The author at USSRC
The author at USSRC

Cape Canaveral Air Force Station Virtual Tour

About the author

I've been interested in the space program for as long as I can remember. From my hazy childhood memories of watching TV coverage of astronauts on the moon, to witnessing the Challenger disaster (from 150 miles away), to learning about modern expendable launch vehicles, I've been following the space program for quite a while. Although I no longer live in Florida, while I was there, I visited Kennedy Space Center and Cape Canaveral Air Force Station so many times that I've lost count. After having taken the bus tours offered by Spaceport USA, I was interested in seeing more of the historical sites, where the launches took place before the Shuttle era.
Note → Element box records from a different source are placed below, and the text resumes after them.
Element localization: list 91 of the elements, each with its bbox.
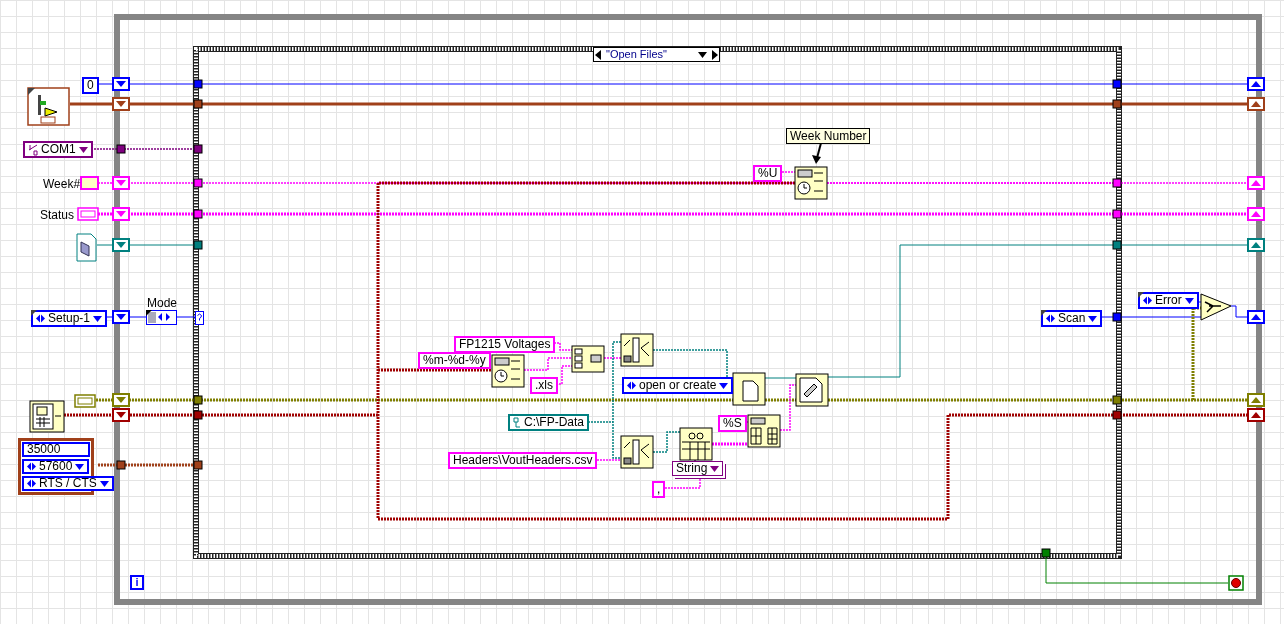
arrows-icon: [1046, 314, 1055, 323]
tunnel: [1112, 312, 1122, 322]
shift-register-terminal: [112, 408, 130, 422]
shift-register-terminal: [1247, 97, 1265, 111]
shift-register-terminal: [112, 238, 130, 252]
caret-icon: [1088, 315, 1098, 322]
shift-register-terminal: [1247, 393, 1265, 407]
numeric-constant: 0: [82, 77, 99, 94]
numeric-constant: 35000: [22, 442, 90, 457]
tunnel: [1041, 548, 1051, 558]
select-node-icon: [1200, 293, 1232, 321]
tunnel: [1112, 240, 1122, 250]
label: Status: [40, 208, 75, 222]
indicator-icon: [74, 394, 96, 408]
iteration-terminal: i: [130, 575, 144, 590]
indicator-icon: [77, 207, 99, 221]
arrows-icon: [627, 381, 636, 390]
mode-control-icon: [146, 310, 177, 325]
shift-register-terminal: [112, 310, 130, 324]
build-path-node-icon: [620, 333, 654, 367]
clock-node-icon: [491, 354, 525, 388]
tunnel: [193, 460, 203, 470]
shift-register-terminal: [1247, 408, 1265, 422]
tunnel: [1112, 178, 1122, 188]
caret-icon: [75, 463, 85, 470]
shift-register-terminal: [1247, 207, 1265, 221]
label: Week#: [43, 177, 81, 191]
arrows-icon: [27, 462, 36, 471]
computer-clock-icon: [29, 400, 65, 433]
string-constant: .xls: [530, 377, 558, 394]
concatenate-node-icon: [571, 345, 605, 373]
ring-constant[interactable]: Error: [1138, 292, 1199, 309]
indicator-icon: [80, 176, 99, 190]
string-constant: FP1215 Voltages: [454, 336, 556, 353]
arrow: [812, 142, 822, 164]
caret-icon: [719, 382, 729, 389]
case-selector[interactable]: "Open Files": [593, 47, 720, 62]
tunnel: [193, 240, 203, 250]
stop-terminal-icon: [1228, 575, 1244, 591]
table-node-icon: [679, 427, 713, 461]
increment-arrow-icon: [711, 49, 718, 60]
shift-register-terminal: [112, 207, 130, 221]
ring-constant[interactable]: RTS / CTS: [22, 476, 114, 491]
ring-constant[interactable]: open or create: [622, 377, 734, 394]
clock-node-icon: [794, 166, 828, 200]
shift-register-terminal: [112, 97, 130, 111]
tunnel: [193, 209, 203, 219]
ring-constant[interactable]: 57600: [22, 459, 90, 474]
arrows-icon: [27, 479, 36, 488]
string-constant: ,: [652, 481, 666, 498]
ring-constant[interactable]: Setup-1: [31, 310, 108, 327]
shift-register-terminal: [1247, 176, 1265, 190]
tunnel: [193, 178, 203, 188]
caret-icon: [93, 315, 103, 322]
label: Mode: [147, 296, 178, 310]
string-constant: %m-%d-%y: [418, 352, 491, 369]
string-constant: Headers\VoutHeaders.csv: [448, 452, 598, 469]
path-constant: C:\FP-Data: [508, 414, 589, 431]
folder-icon: [76, 233, 97, 262]
arrows-icon: [1143, 296, 1152, 305]
grid-node-icon: [747, 414, 781, 448]
shift-register-terminal: [112, 393, 130, 407]
decrement-arrow-icon: [595, 49, 602, 60]
write-node-icon: [795, 373, 829, 407]
shift-register-terminal: [1247, 238, 1265, 252]
tunnel: [193, 144, 203, 154]
tunnel: [116, 144, 126, 154]
tunnel: [116, 460, 126, 470]
shift-register-terminal: [1247, 77, 1265, 91]
tunnel: [1112, 209, 1122, 219]
caret-icon: [78, 146, 88, 153]
slider-control-icon: [27, 87, 70, 126]
caret-icon: [99, 480, 109, 487]
string-constant: %U: [753, 165, 783, 182]
file-node-icon: [732, 372, 766, 406]
string-constant: %S: [718, 415, 747, 432]
shift-register-terminal: [112, 176, 130, 190]
caret-icon: [698, 51, 707, 58]
shift-register-terminal: [112, 77, 130, 91]
build-path-node-icon: [620, 435, 654, 469]
caret-icon: [1184, 297, 1194, 304]
caret-icon: [710, 465, 720, 472]
type-constant[interactable]: String: [672, 461, 724, 476]
io-icon: [28, 143, 38, 156]
case-selector-terminal-icon: [195, 311, 204, 325]
resource-constant[interactable]: COM1: [23, 141, 93, 158]
label-note: Week Number: [786, 128, 871, 144]
path-icon: [513, 417, 521, 428]
shift-register-terminal: [1247, 310, 1265, 324]
arrows-icon: [36, 314, 45, 323]
ring-constant[interactable]: Scan: [1041, 310, 1103, 327]
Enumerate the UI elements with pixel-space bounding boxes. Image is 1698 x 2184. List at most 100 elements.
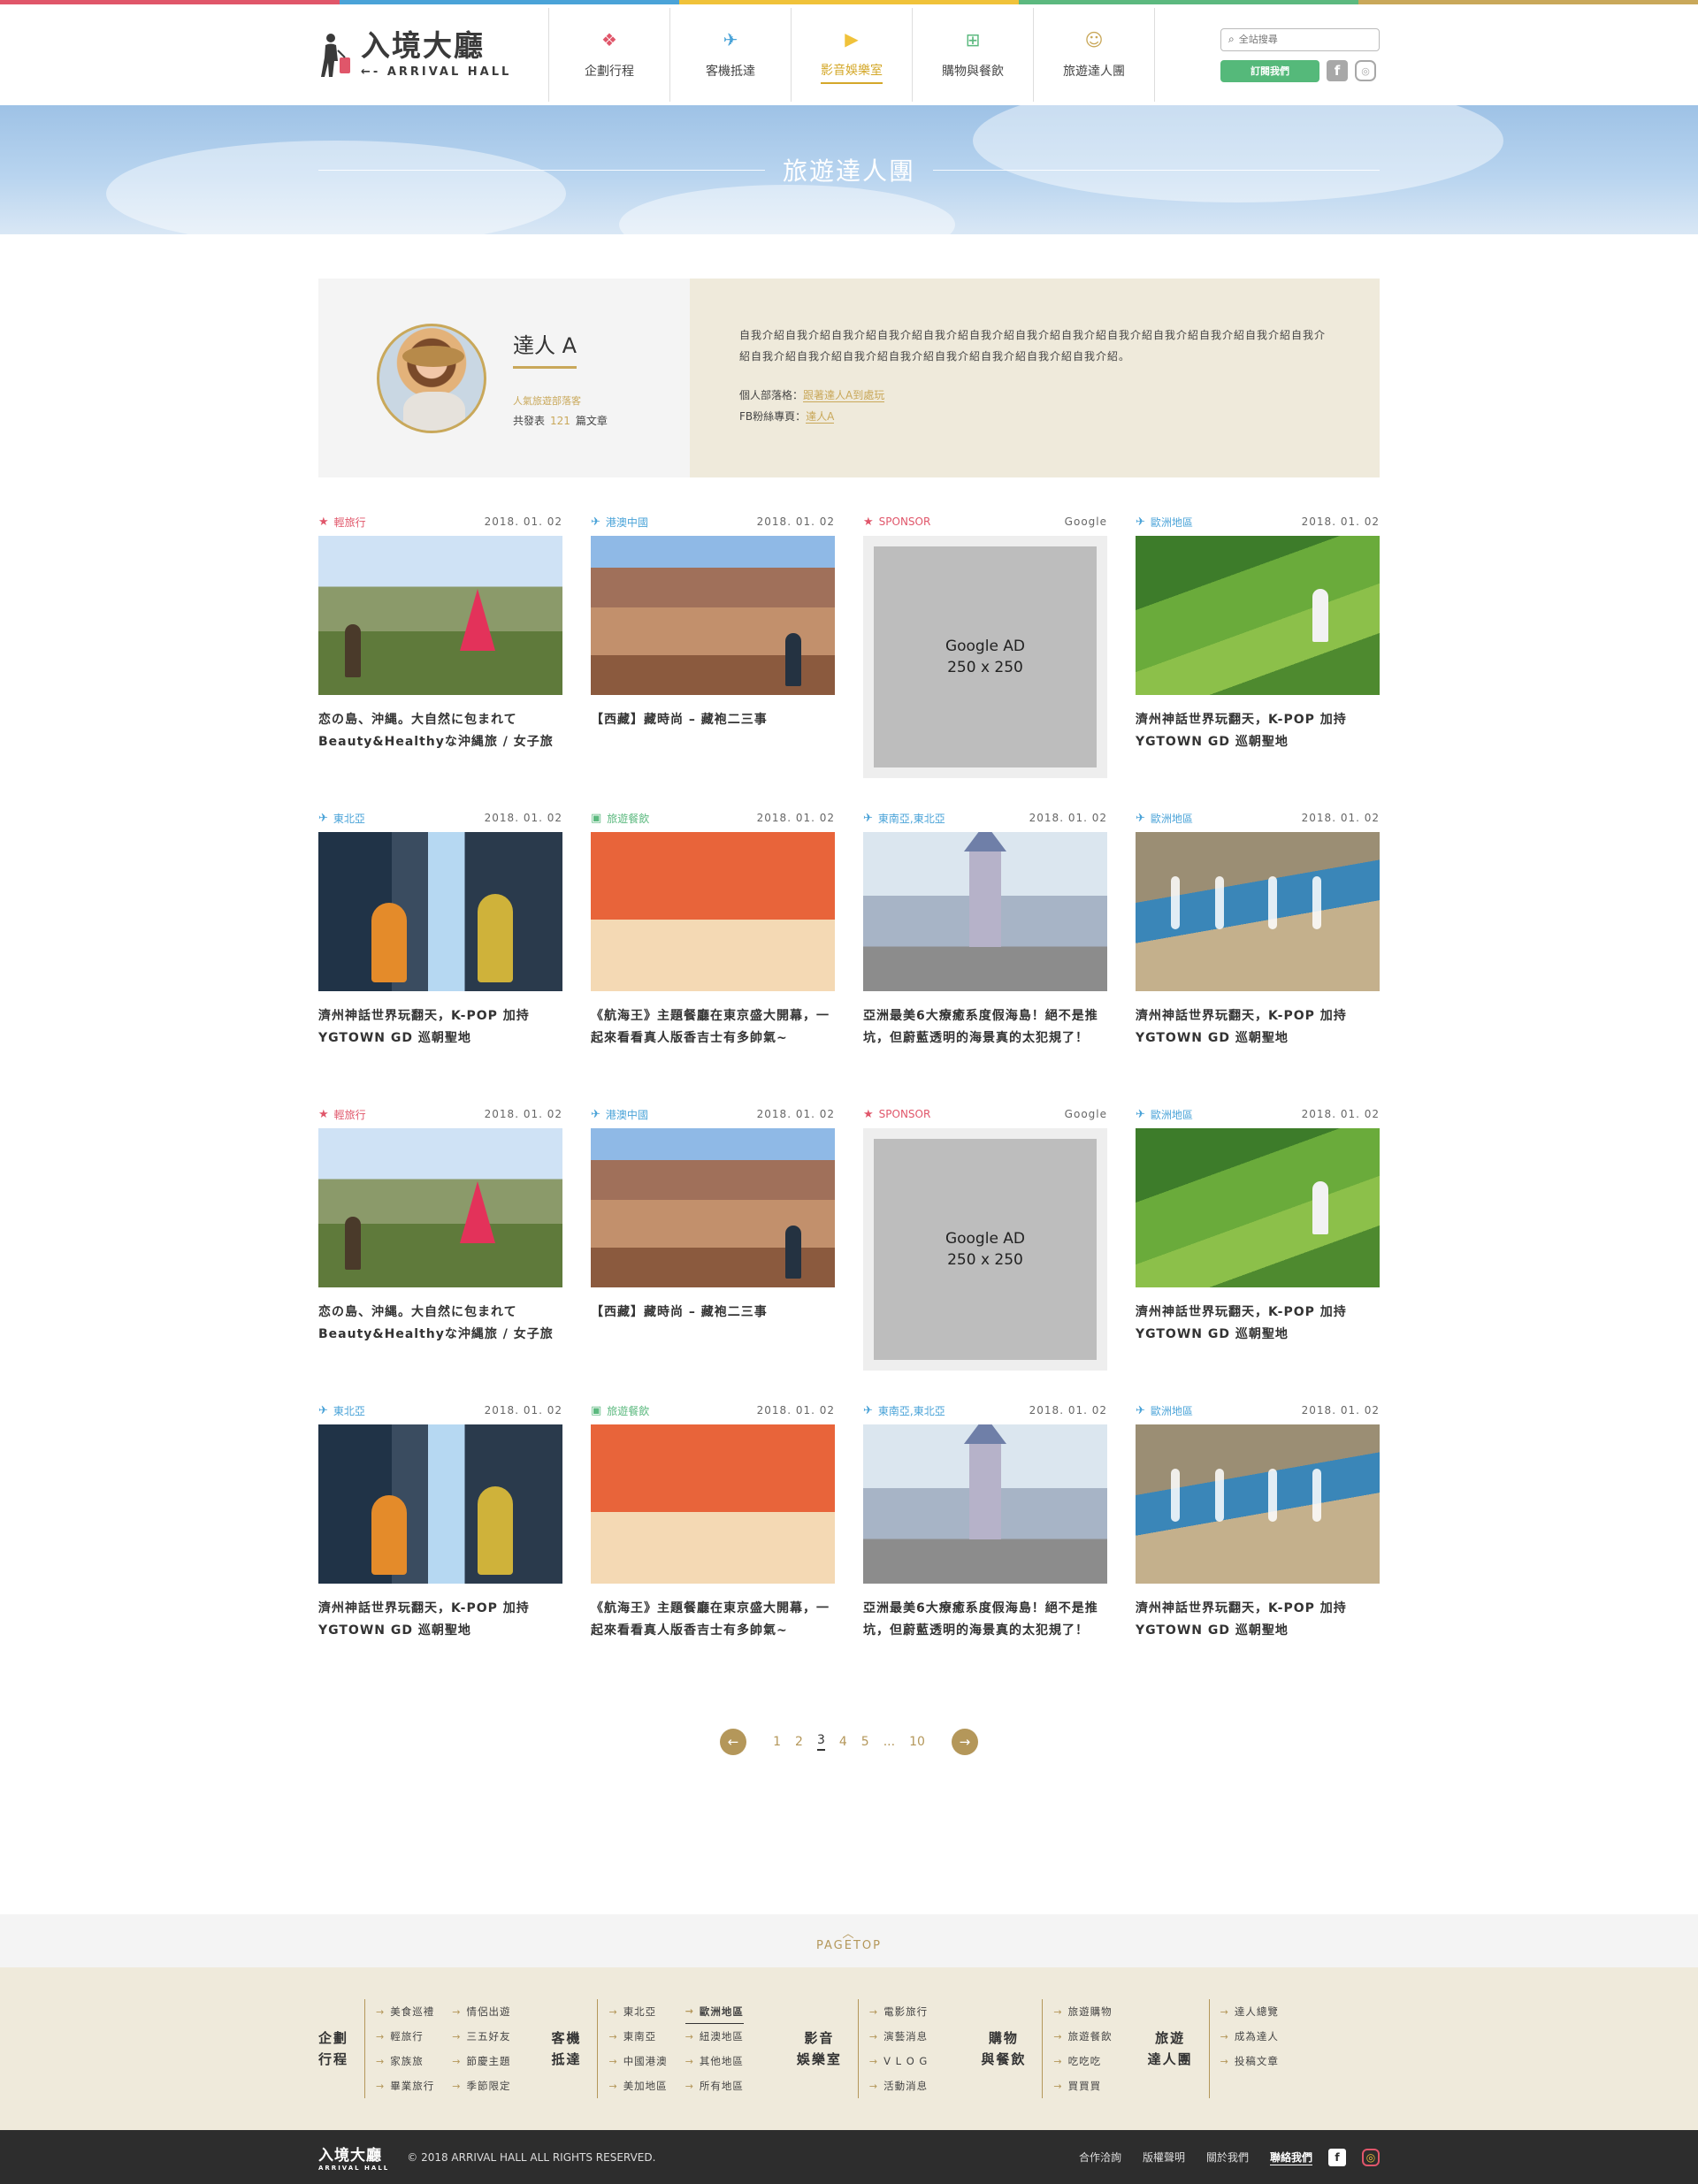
article-title[interactable]: 【西藏】藏時尚 – 藏袍二三事 (591, 1302, 835, 1324)
footer-link[interactable]: 活動消息 (869, 2073, 928, 2098)
category-tag[interactable]: ✈ 歐洲地區 (1136, 515, 1193, 530)
article-card[interactable]: ✈ 東南亞,東北亞 2018. 01. 02 亞洲最美6大療癒系度假海島！絕不是推坑，… (863, 1401, 1107, 1698)
article-card[interactable]: ✈ 歐洲地區 2018. 01. 02 濟州神話世界玩翻天，K-POP 加持YGTOW… (1136, 513, 1380, 809)
article-title[interactable]: 亞洲最美6大療癒系度假海島！絕不是推坑，但蔚藍透明的海景真的太犯規了！ (863, 1005, 1107, 1050)
blog-link[interactable]: 跟著達人A到處玩 (803, 389, 885, 402)
article-thumbnail[interactable] (318, 536, 562, 695)
category-tag[interactable]: ★ 輕旅行 (318, 515, 366, 530)
category-tag[interactable]: ▣ 旅遊餐飲 (591, 811, 649, 826)
footer-link[interactable]: 吃吃吃 (1053, 2049, 1112, 2073)
footer-link[interactable]: 其他地區 (685, 2049, 744, 2073)
next-page-button[interactable]: → (951, 1729, 978, 1755)
article-title[interactable]: 濟州神話世界玩翻天，K-POP 加持YGTOWN GD 巡朝聖地 (318, 1005, 562, 1050)
article-card[interactable]: ✈ 東北亞 2018. 01. 02 濟州神話世界玩翻天，K-POP 加持YGTOWN… (318, 1401, 562, 1698)
subscribe-button[interactable]: 訂閱我們 (1220, 59, 1319, 82)
nav-item-2[interactable]: ▶ 影音娛樂室 (792, 8, 913, 102)
footer-group-title[interactable]: 影音 娛樂室 (797, 2027, 858, 2070)
search-box[interactable]: ⌕ (1220, 27, 1380, 51)
site-logo[interactable]: 入境大廳 ←- ARRIVAL HALL (318, 31, 548, 79)
footer-link[interactable]: V L O G (869, 2049, 928, 2073)
article-thumbnail[interactable] (318, 1128, 562, 1287)
footer-link[interactable]: 旅遊餐飲 (1053, 2024, 1112, 2049)
article-thumbnail[interactable] (863, 1424, 1107, 1584)
article-thumbnail[interactable] (318, 1424, 562, 1584)
footer-group-title[interactable]: 企劃 行程 (318, 2027, 364, 2070)
article-card[interactable]: ▣ 旅遊餐飲 2018. 01. 02 《航海王》主題餐廳在東京盛大開幕，一起來看看真… (591, 1401, 835, 1698)
footer-link[interactable]: 投稿文章 (1220, 2049, 1279, 2073)
footer-group-title[interactable]: 購物 與餐飲 (981, 2027, 1042, 2070)
article-thumbnail[interactable] (591, 536, 835, 695)
article-thumbnail[interactable] (863, 832, 1107, 991)
footer-bottom-link[interactable]: 關於我們 (1206, 2150, 1249, 2165)
footer-link[interactable]: 美食巡禮 (376, 1999, 434, 2024)
article-thumbnail[interactable] (1136, 1424, 1380, 1584)
article-thumbnail[interactable] (591, 1128, 835, 1287)
footer-bottom-link[interactable]: 聯絡我們 (1269, 2150, 1312, 2165)
footer-link[interactable]: 東南亞 (608, 2024, 667, 2049)
footer-link[interactable]: 畢業旅行 (376, 2073, 434, 2098)
nav-item-1[interactable]: ✈ 客機抵達 (670, 8, 792, 102)
footer-bottom-link[interactable]: 合作洽詢 (1079, 2150, 1121, 2165)
footer-link[interactable]: 達人總覽 (1220, 1999, 1279, 2024)
category-tag[interactable]: ✈ 歐洲地區 (1136, 811, 1193, 826)
article-thumbnail[interactable] (318, 832, 562, 991)
article-title[interactable]: 濟州神話世界玩翻天，K-POP 加持YGTOWN GD 巡朝聖地 (1136, 709, 1380, 753)
ad-slot[interactable]: Google AD 250 x 250 (863, 1128, 1107, 1371)
footer-link[interactable]: 家族旅 (376, 2049, 434, 2073)
footer-link[interactable]: 季節限定 (452, 2073, 510, 2098)
footer-link[interactable]: 成為達人 (1220, 2024, 1279, 2049)
footer-link[interactable]: 輕旅行 (376, 2024, 434, 2049)
article-title[interactable]: 濟州神話世界玩翻天，K-POP 加持YGTOWN GD 巡朝聖地 (1136, 1005, 1380, 1050)
article-card[interactable]: ✈ 東南亞,東北亞 2018. 01. 02 亞洲最美6大療癒系度假海島！絕不是推坑，… (863, 809, 1107, 1105)
article-title[interactable]: 【西藏】藏時尚 – 藏袍二三事 (591, 709, 835, 731)
category-tag[interactable]: ★ SPONSOR (863, 515, 930, 529)
footer-link[interactable]: 買買買 (1053, 2073, 1112, 2098)
nav-item-0[interactable]: ❖ 企劃行程 (549, 8, 670, 102)
category-tag[interactable]: ★ 輕旅行 (318, 1107, 366, 1122)
article-card[interactable]: ✈ 東北亞 2018. 01. 02 濟州神話世界玩翻天，K-POP 加持YGTOWN… (318, 809, 562, 1105)
article-title[interactable]: 恋の島、沖縄。大自然に包まれてBeauty&Healthyな沖縄旅 / 女子旅 (318, 709, 562, 753)
article-card[interactable]: ✈ 港澳中國 2018. 01. 02 【西藏】藏時尚 – 藏袍二三事 (591, 1105, 835, 1401)
article-title[interactable]: 《航海王》主題餐廳在東京盛大開幕，一起來看看真人版香吉士有多帥氣~ (591, 1005, 835, 1050)
article-title[interactable]: 恋の島、沖縄。大自然に包まれてBeauty&Healthyな沖縄旅 / 女子旅 (318, 1302, 562, 1346)
footer-link[interactable]: 三五好友 (452, 2024, 510, 2049)
page-number[interactable]: 4 (839, 1735, 847, 1749)
facebook-icon[interactable]: f (1327, 60, 1348, 81)
nav-item-3[interactable]: ⊞ 購物與餐飲 (913, 8, 1034, 102)
footer-link[interactable]: 中國港澳 (608, 2049, 667, 2073)
page-number[interactable]: 1 (773, 1735, 781, 1749)
category-tag[interactable]: ★ SPONSOR (863, 1108, 930, 1121)
article-thumbnail[interactable] (1136, 1128, 1380, 1287)
page-number[interactable]: 2 (795, 1735, 803, 1749)
footer-link[interactable]: 紐澳地區 (685, 2024, 744, 2049)
article-card[interactable]: ✈ 歐洲地區 2018. 01. 02 濟州神話世界玩翻天，K-POP 加持YGTOW… (1136, 1401, 1380, 1698)
footer-link[interactable]: 情侶出遊 (452, 1999, 510, 2024)
ad-slot[interactable]: Google AD 250 x 250 (863, 536, 1107, 778)
category-tag[interactable]: ✈ 歐洲地區 (1136, 1107, 1193, 1122)
category-tag[interactable]: ✈ 港澳中國 (591, 1107, 648, 1122)
footer-link[interactable]: 歐洲地區 (685, 1999, 744, 2024)
footer-group-title[interactable]: 旅遊 達人團 (1148, 2027, 1209, 2070)
category-tag[interactable]: ✈ 東北亞 (318, 1403, 365, 1418)
article-card[interactable]: ★ 輕旅行 2018. 01. 02 恋の島、沖縄。大自然に包まれてBeauty&He… (318, 1105, 562, 1401)
footer-logo[interactable]: 入境大廳 ARRIVAL HALL (318, 2142, 389, 2172)
page-number[interactable]: 5 (861, 1735, 869, 1749)
article-title[interactable]: 亞洲最美6大療癒系度假海島！絕不是推坑，但蔚藍透明的海景真的太犯規了！ (863, 1598, 1107, 1642)
prev-page-button[interactable]: ← (720, 1729, 747, 1755)
footer-group-title[interactable]: 客機 抵達 (551, 2027, 597, 2070)
footer-bottom-link[interactable]: 版權聲明 (1143, 2150, 1185, 2165)
footer-link[interactable]: 所有地區 (685, 2073, 744, 2098)
article-card[interactable]: ✈ 歐洲地區 2018. 01. 02 濟州神話世界玩翻天，K-POP 加持YGTOW… (1136, 809, 1380, 1105)
article-title[interactable]: 《航海王》主題餐廳在東京盛大開幕，一起來看看真人版香吉士有多帥氣~ (591, 1598, 835, 1642)
article-thumbnail[interactable] (591, 832, 835, 991)
article-card[interactable]: ✈ 歐洲地區 2018. 01. 02 濟州神話世界玩翻天，K-POP 加持YGTOW… (1136, 1105, 1380, 1401)
article-title[interactable]: 濟州神話世界玩翻天，K-POP 加持YGTOWN GD 巡朝聖地 (1136, 1302, 1380, 1346)
article-thumbnail[interactable] (1136, 832, 1380, 991)
page-number[interactable]: 10 (909, 1735, 925, 1749)
page-number[interactable]: 3 (816, 1733, 825, 1751)
search-input[interactable] (1238, 34, 1363, 45)
footer-link[interactable]: 東北亞 (608, 1999, 667, 2024)
article-card[interactable]: ★ 輕旅行 2018. 01. 02 恋の島、沖縄。大自然に包まれてBeauty&He… (318, 513, 562, 809)
article-card[interactable]: ✈ 港澳中國 2018. 01. 02 【西藏】藏時尚 – 藏袍二三事 (591, 513, 835, 809)
article-title[interactable]: 濟州神話世界玩翻天，K-POP 加持YGTOWN GD 巡朝聖地 (1136, 1598, 1380, 1642)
I'm also very much interested in industrial archaeology. I believe that the rockets that send people into orbit and probes to the stars only tell part of the story: much of the history of the space program is told by the launch facilities themselves. It was my dual interests in the space program and industrial archaeology that drove me to put this tour together.

You'll find me at the bottom of the picture on the left. The rockets you see in the picture (from left to right) are: Juno II, Tactical Redstone, Mercury Redstone, and Juno I. The silver shape you see lying on its side below and to the right of the Juno I is the tail-end of an Atlas F. This picture was taken in May of 1998 at the U.S. Space & Rocket Center in Huntsville, Alabama.